Von Gerald Kleffmann

Am vergangenen Montag veröffentlichte die Tennisspielerin Darja Kassatkina einen Brief bei Instagram. Die 28-jährige Russin, die seit März unter australischer Flagge antritt, teilte mit, dass sie ihre Saison auf der WTA-Tour vorzeitig beende. Vieles mache ihr zu schaffen, auch der Nationenwechsel, mit dem sie sich vom russischen Regime lossagte, habe ihr zugesetzt, vier Jahre habe sie ihren Vater nicht gesehen. In der Weltrangliste ist Kassatkina noch auf Rang 19 geführt, verlor aber bei vielen Turnieren früh.

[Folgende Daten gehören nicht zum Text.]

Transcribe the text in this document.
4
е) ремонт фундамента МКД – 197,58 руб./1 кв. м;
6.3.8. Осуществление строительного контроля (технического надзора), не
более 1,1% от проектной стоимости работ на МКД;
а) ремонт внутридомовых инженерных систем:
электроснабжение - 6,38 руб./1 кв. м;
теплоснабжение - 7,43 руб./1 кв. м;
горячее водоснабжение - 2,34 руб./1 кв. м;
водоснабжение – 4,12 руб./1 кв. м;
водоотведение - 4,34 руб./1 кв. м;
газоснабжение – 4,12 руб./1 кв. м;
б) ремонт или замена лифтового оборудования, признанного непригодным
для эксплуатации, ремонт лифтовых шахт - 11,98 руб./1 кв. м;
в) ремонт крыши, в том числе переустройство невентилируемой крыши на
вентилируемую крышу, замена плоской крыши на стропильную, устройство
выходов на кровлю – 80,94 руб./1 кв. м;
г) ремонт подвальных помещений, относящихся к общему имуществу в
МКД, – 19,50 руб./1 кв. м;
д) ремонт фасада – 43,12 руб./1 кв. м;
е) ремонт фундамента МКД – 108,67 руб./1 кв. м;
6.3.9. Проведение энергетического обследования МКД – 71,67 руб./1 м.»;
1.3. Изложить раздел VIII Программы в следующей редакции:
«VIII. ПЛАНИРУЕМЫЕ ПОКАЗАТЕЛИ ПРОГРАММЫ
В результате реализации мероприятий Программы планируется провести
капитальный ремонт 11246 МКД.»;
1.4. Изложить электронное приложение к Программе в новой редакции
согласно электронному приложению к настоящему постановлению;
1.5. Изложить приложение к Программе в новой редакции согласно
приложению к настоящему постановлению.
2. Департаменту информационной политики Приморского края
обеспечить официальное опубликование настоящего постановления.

Nun offenbarte sie sich: „Ich bin am Ende und kann nicht mehr weitermachen. Ich brauche eine Pause“, schrieb sie: „Eine Pause vom monotonen Alltagstrott auf der Tour, den Koffern, den Ergebnissen, dem Druck, den immer gleichen Gesichtern (tut mir leid, Mädels) – all dem, was dazugehört. Der Zeitplan ist zu voll, mental und emotional bin ich am Rande des Zusammenbruchs – und leider bin ich nicht allein.“ Auch andere legten die Saison 2025 bereits ad acta, etwa die Ukrainerin Elina Svitolina und die Brasilianerin Beatriz Haddad Maia.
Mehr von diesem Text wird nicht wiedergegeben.